Mes cartons étaient quasi faits. Ma mère devait m’emmener en voiture depuis Lyon à Exeter. Un sacré périple, mais qui devait me permettre d’être bien équipée dans ma résidence étudiante déjà choisie et réservée.

Je m’ennuyais donc ferme en ce début du mois de septembre. J’étais angoissée par mon départ. C’était la première fois que j’allais quitter ma famille aussi longtemps et je savais que la séparation serait douloureuse. On ne quitte pas une famille de 4 enfants facilement quand on en est l’aînée, dévouée qui plus est.

 Certains de mes camarades de promos étaient déjà partis à l’étranger, notamment ceux qui passaient l’année aux Etats-Unis. L’année universitaire commençant très tôt là-bas, ils étaient déjà sur leur campus de Philadelphie ou Boston.

C’était donc dans un mélange d’excitation et de mollesse que je me trouvais ce 11 septembre. Mes parents étaient au bureau, mon plus jeune frère et ma petite sœur à l’école. Restait mon frère cadet, malade ce jour-là et donc au fond de son lit. En ce début d’après-midi je zappais sur Canal Satellite et prise d’une angoisse je décidais de regarder  les informations en Anglais, cela me ferait du bien et me préparerait au choc linguistique qui m’attendait d’ici quelques jours.
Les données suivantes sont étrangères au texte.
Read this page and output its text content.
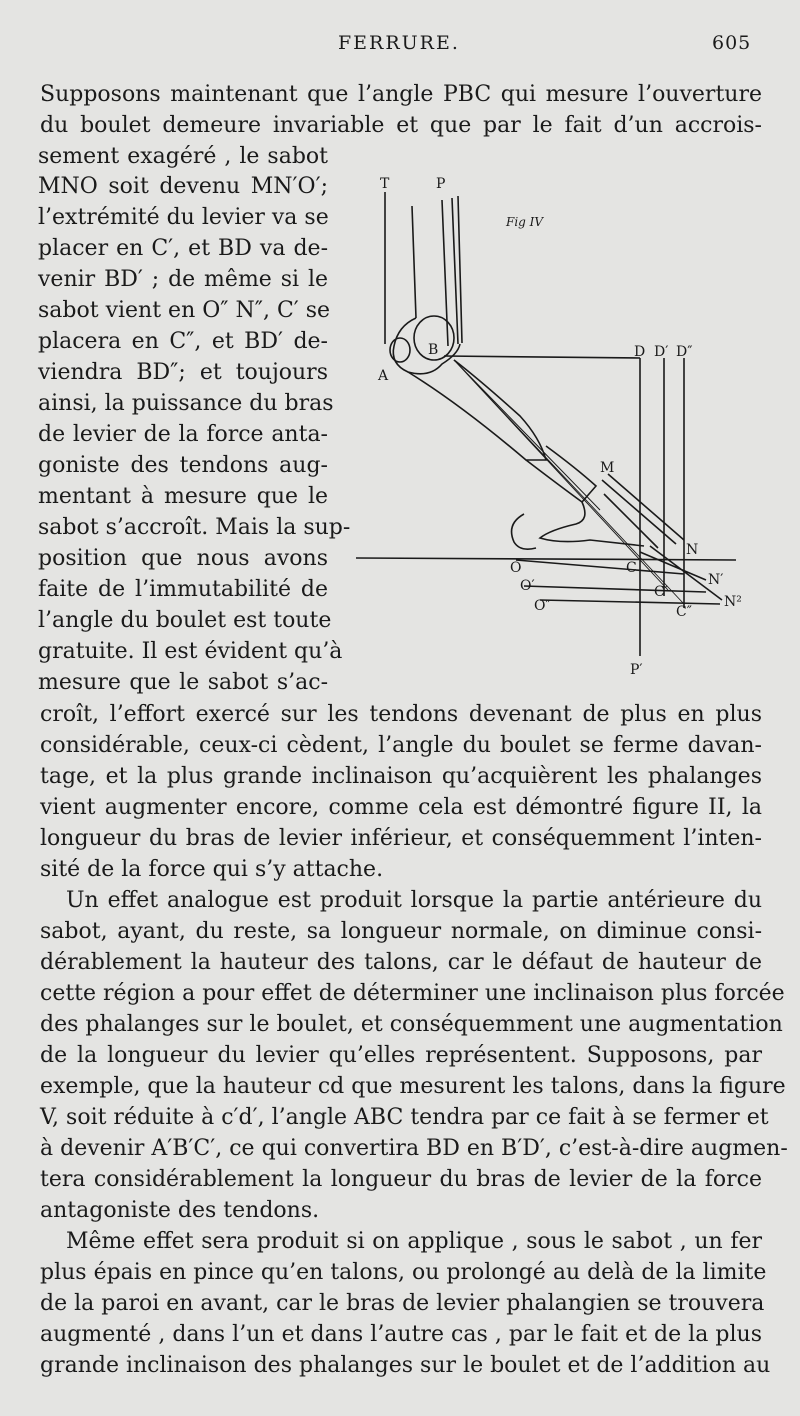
FERRURE.	605
Supposons maintenant que l’angle PBC qui mesure l’ouverture
du boulet demeure invariable et que par le fait d’un accrois-
sement exagéré , le sabot
MNO soit devenu MN′O′;
l’extrémité du levier va se
placer en C′, et BD va de-
venir BD′ ; de même si le
sabot vient en O″ N″, C′ se
placera en C″, et BD′ de-
viendra BD″; et toujours
ainsi, la puissance du bras
de levier de la force anta-
goniste des tendons aug-
mentant à mesure que le
sabot s’accroît. Mais la sup-
position que nous avons
faite de l’immutabilité de
l’angle du boulet est toute
gratuite. Il est évident qu’à
mesure que le sabot s’ac-
croît, l’effort exercé sur les tendons devenant de plus en plus
considérable, ceux-ci cèdent, l’angle du boulet se ferme davan-
tage, et la plus grande inclinaison qu’acquièrent les phalanges
vient augmenter encore, comme cela est démontré figure II, la
longueur du bras de levier inférieur, et conséquemment l’inten-
sité de la force qui s’y attache.
Un effet analogue est produit lorsque la partie antérieure du
sabot, ayant, du reste, sa longueur normale, on diminue consi-
dérablement la hauteur des talons, car le défaut de hauteur de
cette région a pour effet de déterminer une inclinaison plus forcée
des phalanges sur le boulet, et conséquemment une augmentation
de la longueur du levier qu’elles représentent. Supposons, par
exemple, que la hauteur cd que mesurent les talons, dans la figure
V, soit réduite à c′d′, l’angle ABC tendra par ce fait à se fermer et
à devenir A′B′C′, ce qui convertira BD en B′D′, c’est-à-dire augmen-
tera considérablement la longueur du bras de levier de la force
antagoniste des tendons.
Même effet sera produit si on applique , sous le sabot , un fer
plus épais en pince qu’en talons, ou prolongé au delà de la limite
de la paroi en avant, car le bras de levier phalangien se trouvera
augmenté , dans l’un et dans l’autre cas , par le fait et de la plus
grande inclinaison des phalanges sur le boulet et de l’addition au
Fig IV
T	P
A
B	D D′ D″
M
N
N′
N²
O
O′
O″
C
C′
C″
P′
Je zappais donc tranquillement sur CNN quand je vis surgir le bandeau « Breaking News » les images de la première tour, la fumée. J’écoutais attentivement les commentaires, pas sûre de tout comprendre. En zappant sur Sky News et la BBC je me rendis compte que l’événement allait avoir un retentissement planétaire. C’est en voyant en direct l’avion heurter la seconde tour que je fus prise d’une énorme angoisse. A tel point que ma solitude devant la télévision me gênait. Je  me ruais donc dans l’escalier pour réveiller mon frère de sa torpeur fiévreuse.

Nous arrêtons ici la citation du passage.